Steve Ndong Essame Ndong, le procureur de la République, saisi par les jeunes du RH&M sur la disparition d’Alain Mbella. © Gabonreview

 

N’ayant donné aucun signe de vie depuis le 18 décembre 2017, la situation d’Alain Obiang Mbella préoccupe le Mouvement des jeunes modernisateurs (MJM). Ce mercredi 28 février, ses membres s’étonnent de ce que, plus de deux mois après la disparition du secrétaire administratif du RHM à Kango, aucune enquête n’ait été lancée par les autorités judiciaires, en dépit des plaintes et interpellations de sa famille biologique et politique.

«Nous sommes très choqués par le mutisme et l’indifférence des autorités publiques compétentes en la matière, notamment le procureur de la République et le ministre de la Justice lorsque de tels cas de disparition surviennent», a déclaré le président du MJM, rappelant que le cas de leur compagnon est loin d’être le seul. «Il y a deux autres jeunes de l’opposition (Stempy Love Obame et Armel Mbina, ndlr), qui sont aussi portés disparus, pratiquement depuis la même période.»

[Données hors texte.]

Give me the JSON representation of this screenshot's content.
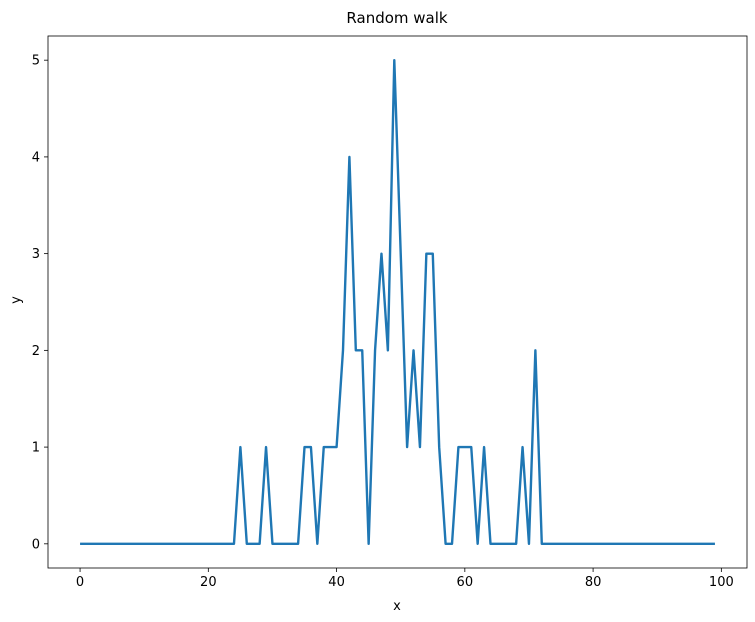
{
  "chart_data": {
    "type": "line",
    "title": "Random walk",
    "xlabel": "x",
    "ylabel": "y",
    "xlim": [
      -5,
      104
    ],
    "ylim": [
      -0.25,
      5.25
    ],
    "xticks": [
      0,
      20,
      40,
      60,
      80,
      100
    ],
    "yticks": [
      0,
      1,
      2,
      3,
      4,
      5
    ],
    "grid": false,
    "line_color": "#1f77b4",
    "series": [
      {
        "x": [
          0,
          1,
          2,
          3,
          4,
          5,
          6,
          7,
          8,
          9,
          10,
          11,
          12,
          13,
          14,
          15,
          16,
          17,
          18,
          19,
          20,
          21,
          22,
          23,
          24,
          25,
          26,
          27,
          28,
          29,
          30,
          31,
          32,
          33,
          34,
          35,
          36,
          37,
          38,
          39,
          40,
          41,
          42,
          43,
          44,
          45,
          46,
          47,
          48,
          49,
          50,
          51,
          52,
          53,
          54,
          55,
          56,
          57,
          58,
          59,
          60,
          61,
          62,
          63,
          64,
          65,
          66,
          67,
          68,
          69,
          70,
          71,
          72,
          73,
          74,
          75,
          76,
          77,
          78,
          79,
          80,
          81,
          82,
          83,
          84,
          85,
          86,
          87,
          88,
          89,
          90,
          91,
          92,
          93,
          94,
          95,
          96,
          97,
          98,
          99
        ],
        "y": [
          0,
          0,
          0,
          0,
          0,
          0,
          0,
          0,
          0,
          0,
          0,
          0,
          0,
          0,
          0,
          0,
          0,
          0,
          0,
          0,
          0,
          0,
          0,
          0,
          0,
          1,
          0,
          0,
          0,
          1,
          0,
          0,
          0,
          0,
          0,
          1,
          1,
          0,
          1,
          1,
          1,
          2,
          4,
          2,
          2,
          0,
          2,
          3,
          2,
          5,
          3,
          1,
          2,
          1,
          3,
          3,
          1,
          0,
          0,
          1,
          1,
          1,
          0,
          1,
          0,
          0,
          0,
          0,
          0,
          1,
          0,
          2,
          0,
          0,
          0,
          0,
          0,
          0,
          0,
          0,
          0,
          0,
          0,
          0,
          0,
          0,
          0,
          0,
          0,
          0,
          0,
          0,
          0,
          0,
          0,
          0,
          0,
          0,
          0,
          0
        ]
      }
    ]
  }
}
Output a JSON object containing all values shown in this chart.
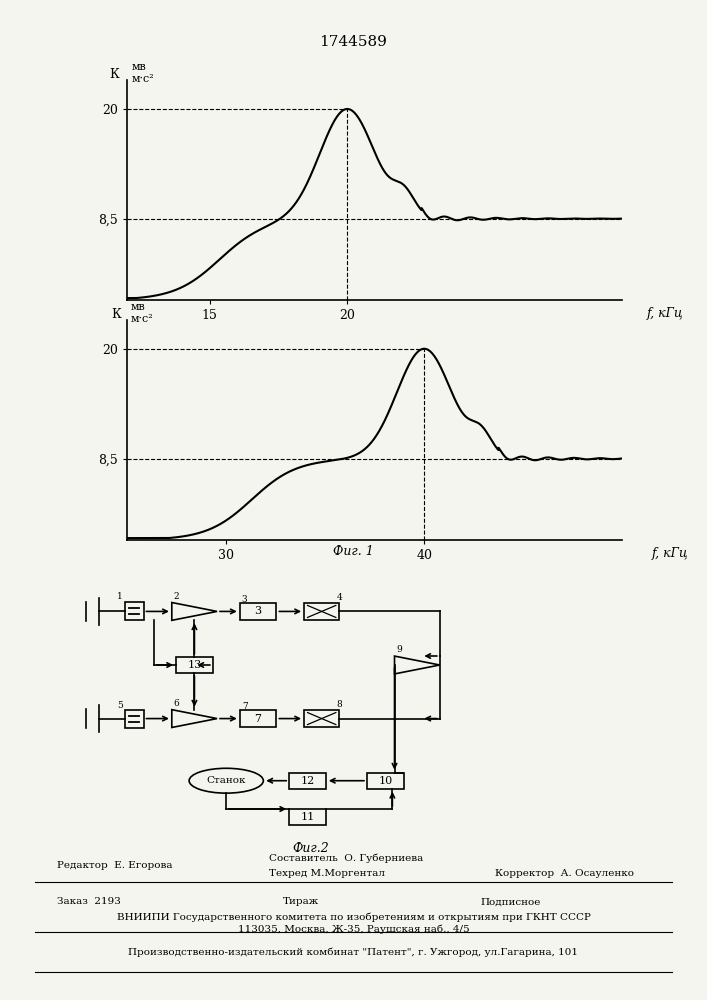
{
  "title": "1744589",
  "graph1": {
    "x_start": 12,
    "x_end": 30,
    "peak_x": 20,
    "peak_y": 20,
    "ref_y1": 8.5,
    "ref_y2": 20,
    "ref_x": 20,
    "tick_x1": 15,
    "tick_x2": 20,
    "xlabel": "f, кГц",
    "ylim": [
      0,
      23
    ],
    "xlim": [
      12,
      30
    ]
  },
  "graph2": {
    "x_start": 25,
    "x_end": 50,
    "peak_x": 40,
    "peak_y": 20,
    "ref_y1": 8.5,
    "ref_y2": 20,
    "ref_x": 40,
    "tick_x1": 30,
    "tick_x2": 40,
    "xlabel": "f, кГц",
    "ylim": [
      0,
      23
    ],
    "xlim": [
      25,
      50
    ]
  },
  "fig1_label": "Фиг. 1",
  "fig2_label": "Фиг.2",
  "footer_line1": "Составитель  О. Губерниева",
  "footer_editor": "Редактор  Е. Егорова",
  "footer_techred": "Техред М.Моргентал",
  "footer_corrector": "Корректор  А. Осауленко",
  "footer_order": "Заказ  2193",
  "footer_tirazh": "Тираж",
  "footer_podpisnoe": "Подписное",
  "footer_vniipii": "ВНИИПИ Государственного комитета по изобретениям и открытиям при ГКНТ СССР",
  "footer_address": "113035, Москва, Ж-35, Раушская наб., 4/5",
  "footer_plant": "Производственно-издательский комбинат \"Патент\", г. Ужгород, ул.Гагарина, 101",
  "bg_color": "#f5f5f0",
  "line_color": "#000000"
}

S’ils ont rappelé aux autorités leur devoir de protection des populations sans tenir compte de leurs bords politiques, les Jeunes modernisateurs ont dit avoir saisi le procureur de la République «afin que lumière soit faite sur cet énième cas d’enlèvement de compatriotes, pour qu’enfin les différentes familles puissent avoir des nouvelles de leurs enfants». Pour les jeunes du RHM, il s’agit de «mettre les autorités judiciaires devant leurs responsabilités devant l’opinion nationale et internationale». Gageons qu’elles répondront.